Treasury Secretary Janet Yellen renewed her call for Congress to raise or suspend the nation's debt before October, warning that failure to do so could trigger an unprecedented financial crisis in the U.S.
"The U.S. has always paid its bills on time," Yellen wrote Sunday in a Wall Street Journal op-ed. "But the overwhelming consensus among economists and Treasury officials of both parties is that failing to raise the debt limit would produce widespread economic catastrophe."
The Treasury Department began implementing so-called extraordinary measures to keep the government running after the debt limit was reinstated in August around $22 trillion – about $6 trillion less than the actual level. Yellen has told Congress the federal government will run out of cash to pays its bills sometime in October.

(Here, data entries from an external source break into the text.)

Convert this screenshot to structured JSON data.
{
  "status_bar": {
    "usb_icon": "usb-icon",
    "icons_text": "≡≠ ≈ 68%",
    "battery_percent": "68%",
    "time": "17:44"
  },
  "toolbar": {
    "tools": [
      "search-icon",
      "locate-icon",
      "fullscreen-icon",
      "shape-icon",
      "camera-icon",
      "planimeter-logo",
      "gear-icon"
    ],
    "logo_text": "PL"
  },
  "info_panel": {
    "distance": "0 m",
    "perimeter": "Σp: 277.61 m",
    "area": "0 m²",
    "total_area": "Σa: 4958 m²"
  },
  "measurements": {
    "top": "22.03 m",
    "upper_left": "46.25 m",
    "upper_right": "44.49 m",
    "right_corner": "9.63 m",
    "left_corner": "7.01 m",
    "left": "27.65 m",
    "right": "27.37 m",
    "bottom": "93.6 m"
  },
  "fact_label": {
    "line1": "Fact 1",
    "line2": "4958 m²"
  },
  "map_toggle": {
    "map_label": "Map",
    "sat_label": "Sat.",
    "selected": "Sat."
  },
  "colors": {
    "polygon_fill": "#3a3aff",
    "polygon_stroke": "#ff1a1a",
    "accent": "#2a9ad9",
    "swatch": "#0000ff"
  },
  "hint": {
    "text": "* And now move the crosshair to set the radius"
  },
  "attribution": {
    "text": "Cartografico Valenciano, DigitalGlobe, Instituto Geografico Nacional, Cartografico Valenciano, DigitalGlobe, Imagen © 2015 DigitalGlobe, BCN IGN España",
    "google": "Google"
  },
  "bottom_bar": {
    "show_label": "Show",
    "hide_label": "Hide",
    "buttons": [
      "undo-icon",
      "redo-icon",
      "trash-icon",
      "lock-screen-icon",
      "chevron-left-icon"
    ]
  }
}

The battle to raise the government's borrowing limit carries big risks for the broader economy: With the total debt standing at $28.5 trillion, the government would be forced to slash federal aid programs unless the cap is either suspended or lifted.
But lawmakers are at an impasse over the debt ceiling: Democrats are pressuring Republicans to support an effort to raise or suspend the ceiling, adamant that they won't stick it in a partisan $3.5 trillion spending bill. But Senate Minority Leader Mitch McConnell has rejected an appeal by Yellen to raise the ceiling, arguing that Democrats have the ability to go it alone.
"Let’s be clear: With a Democratic President, a Democratic House, and a Democratic Senate, Democrats have every tool they need to raise the debt limit. It is their sole responsibility," McConnell tweeted last week. "Republicans will not facilitate another reckless, partisan taxing and spending spree."
President Biden has countered that Democrats joined with GOP lawmakers three times under the Trump administration to suspend the limit, and that the rising deficit is due to Republican spending. He's argued the sweeping tax and spending package Democrats are still crafting will be fully paid for.
"Let me remind you, these are the same folks who just four years ago passed the Trump tax cut," Biden said in Thursday remarks at the White House. "It just ballooned the federal deficit."
The House is slated to hold a vote this week on a measure to suspend the debt limit and a separate short-term measure to extend the government's funding beyond its expiration on Sept. 30.
The game of brinkmanship on Capitol Hill has alarmed Wall Street analysts and traders, with the Dow Jones Industrial Average plunging 586 points, or 1.7%, on Monday. The S&P 500 index fell 1.69%, and the Nasdaq Composite Index dropped 1.99%.
If the U.S. failed to raise or suspend the debt limit, it would eventually have to temporarily default on some of its obligations, which could have serious and negative economic implications. Interest rates would likely spike, and demand for Treasurys would drop; even the threat of default can cause borrowing costs to increase.
"The U.S. has never defaulted. Not once," Yellen wrote. "Doing so would likely precipitate a historic financial crisis that would compound the damage of the continuing public health emergency.